KOMPAS.com – Direktur Informasi dan Komunikasi Pembangunan Manusia dan Kebudayaan (IKPMK) Kementerian Komunikasi dan Informatika (Kominfo) Wiryanta mengungkapkan dua strategi Presiden Joko Widodo (Jokowi) untuk menurunkan angka stunting (kekerdilan) di Indonesia menjadi 14 persen pada 2024.
“Pertama, Presiden Jokowi menunjuk Badan Kependudukan dan Keluarga Berencana Nasional (BKKBN) sebagai ketua pelaksanaan penanganan penurunan angka stunting,” ujarnya dalam keterangan tertulis yang Kompas.com terima, Kamis (18/3/2021).
Kedua, lanjut Wiryanta, pemerintah akan fokus pada program penurunan stunting di sepuluh provinsi yang memiliki tingkat prevalensi tertinggi di Indonesia.
Adapun 10 provinsi tersebut adalah Nusa Tenggara Timur (NTT), Sulawesi Barat (Sulbar), Nusa Tenggara Barat (NTB), Gorontalo, Nanggroe Aceh Darussalam (NAD), Kalimantan Tengah (Kalteng), Kalimantan Selatan (Kalsel), Kalimantan Barat (Kalbar), Sulawesi Tenggara (Sultra), dan Sulawesi Tengah (Sulteng).
Baca juga: Jokowi Tunjuk BKKBN Pimpin Percepatan Penurunan Stunting
Perlu diketahui, sebelumnya Presiden Jokowi telah menargetkan angka stunting di Indonesia turun menjadi 14 persen pada 2024.
" Target tersebut bukanlah angka yang mudah.
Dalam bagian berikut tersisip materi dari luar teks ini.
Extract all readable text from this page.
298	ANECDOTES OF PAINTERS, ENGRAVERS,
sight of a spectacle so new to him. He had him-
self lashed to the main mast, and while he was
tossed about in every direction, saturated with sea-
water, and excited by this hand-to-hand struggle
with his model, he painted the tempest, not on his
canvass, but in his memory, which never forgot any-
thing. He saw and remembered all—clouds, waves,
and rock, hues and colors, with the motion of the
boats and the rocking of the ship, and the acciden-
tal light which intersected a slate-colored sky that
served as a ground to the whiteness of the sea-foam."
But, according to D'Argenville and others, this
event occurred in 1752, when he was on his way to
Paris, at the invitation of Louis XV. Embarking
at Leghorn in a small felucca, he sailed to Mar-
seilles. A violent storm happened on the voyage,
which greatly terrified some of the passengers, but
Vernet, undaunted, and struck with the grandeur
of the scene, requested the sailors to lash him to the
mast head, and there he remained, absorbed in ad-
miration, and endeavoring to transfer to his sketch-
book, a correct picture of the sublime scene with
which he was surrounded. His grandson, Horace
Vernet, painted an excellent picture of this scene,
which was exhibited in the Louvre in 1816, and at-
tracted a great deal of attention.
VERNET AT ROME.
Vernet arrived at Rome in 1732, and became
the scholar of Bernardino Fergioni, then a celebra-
Akan tetapi, saya meyakini kalau dikelola dengan manajemen yang baik, angka ini tidak sulit untuk dicapai," kata Jokowi, saat membuka Rapat Koordinasi (Rakor) Nasional Kemitraan Program Bangga Kencana di Istana Negara, Jakarta, Kamis.
Penurunan stunting di Indonesia saat ini tengah ditangani secara serius oleh pemerintah. Terbukti, angka stunting berhasil diturunkan menjadi 27,6 persen pada 2019. Sebelumnya, angka stunting di 2016 mencapai 37 persen.
Menurut Wiryanta, penurunan stunting di Tanah Air akan berhasil bila para menteri dan kepala daerah hinggal level terendah terus mendukung program itu.
Baca juga: Jokowi Optimistis Angka Stunting Bisa Turun Jadi 14 Persen Tahun 2024
“Pemerintah pusat harus mengajak para gubernur, bupati dan walikota, serta kepala desa di sepuluh provinsi tersebut untuk konsentrasi dan fokus dalam menurunkan stunting. Sebab, tugas ini menjadi tanggung jawab bersama”, katanya.
Pada kesempatan tersebut Wiryanta mengatakan, pemerintah memiliki strategi baru untuk mencapai target stunting yang diargetkan Jokowi.
“Jadi, pemerintah harus mencapai penurunan angka stunting 2,5 persen per tahun. Kalau menggunakan cara sebelumnya pasti sulit untuk mencapai target tersebut,” imbuhnya.
Oleh karena itu, sambung Wiryanta, pemerintah sudah merumuskan cara baru untuk mencapai target dari Presiden Jokowi.
Baca juga: Penyebab Anak Stunting Tak Cuma Faktor Kurang Gizi
Adapun caranya dengan pemutakhiran data stunting. Metode tersebut menjadi hal yang penting untuk memulai program penurunan stunting agar mencapai target pada 2024.
“BKKBN selaku koordinator saat ini sedang melakukan pemutakhiran data stunting. Data tersebut akan menjadi dasar strategi pencegahan dan penanganan stunting hingga tingkat kabupaten atau kota, serta desa dan kelurahan”, ujarnya.
Selain pemutakhiran data, Wiryanta mengaku, pemerintah juga fokus pada penanganan berbagai faktor penyebab stunting.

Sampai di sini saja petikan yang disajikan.